SYDNEY (Reuters) - British naturalist Sir David Attenborough has criticised Australia for changing its rhetoric on climate policy, saying the government’s support for new coal mines showed the world it did not care about the environment.
Previous governments recognised their responsibility as “keepers of an extraordinary section” of the planet, including the Great Barrier Reef, Attenborough said in an interview with the Australian Broadcasting Corp (ABC).
“What you say, what you do, really, really matters,” he said in an excerpt of the interview released ahead of its broadcast.
“And when you’ve been upstanding and talking what I see is the truth about what we’re doing to the natural world, and then you suddenly say ‘No, no, it doesn’t matter, it doesn’t matter how much coal we burn’ ... Then what do you say?” he added.
Tens of thousands of young Australians joined millions of people around the world in protests last week to demand political leaders take steps to stop climate change.
Australia’s last Labor government introduced a 2012 tax on carbon emissions. It would later turn into a cap and trade scheme in a country that is one of the largest carbon emitters per capita due to its reliance on coal-fired power plants.
It was repealed in 2013 when the current conservative government took power. That same year Australia pledged to cut carbon emissions by 26% from 2005 levels by 2030, but recent data shows emissions are climbing.
Prime Minister Scott Morrison’s strong support for the coal industry, including backing a controversial proposed mine by India’s Adani Enterprises, was seen as a key factor in his unexpected election win in May.

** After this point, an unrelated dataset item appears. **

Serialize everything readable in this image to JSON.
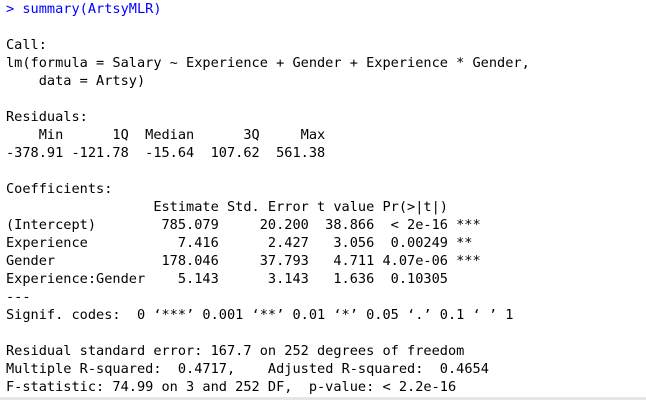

Morrison has repeatedly said Australia will meet its climate accord targets, but “at a canter”.
Morrison is on an official visit to the United States and his office did not immediately respond to Attenborough’s remarks. The prime minister did not attend a U.N. climate summit in New York this week, but will address the U.N. General Assembly next week.
In the interview, Attenborough referred to a 2017 incident when Morrison, then Treasurer, brandished a lump of coal in parliament and told opposition members not to be afraid of it.
“I didn’t think it was a joke,” Attenborough said.
“If you weren’t opening a coal mine, OK, I would agree it’s a joke. But you are opening a coal mine.”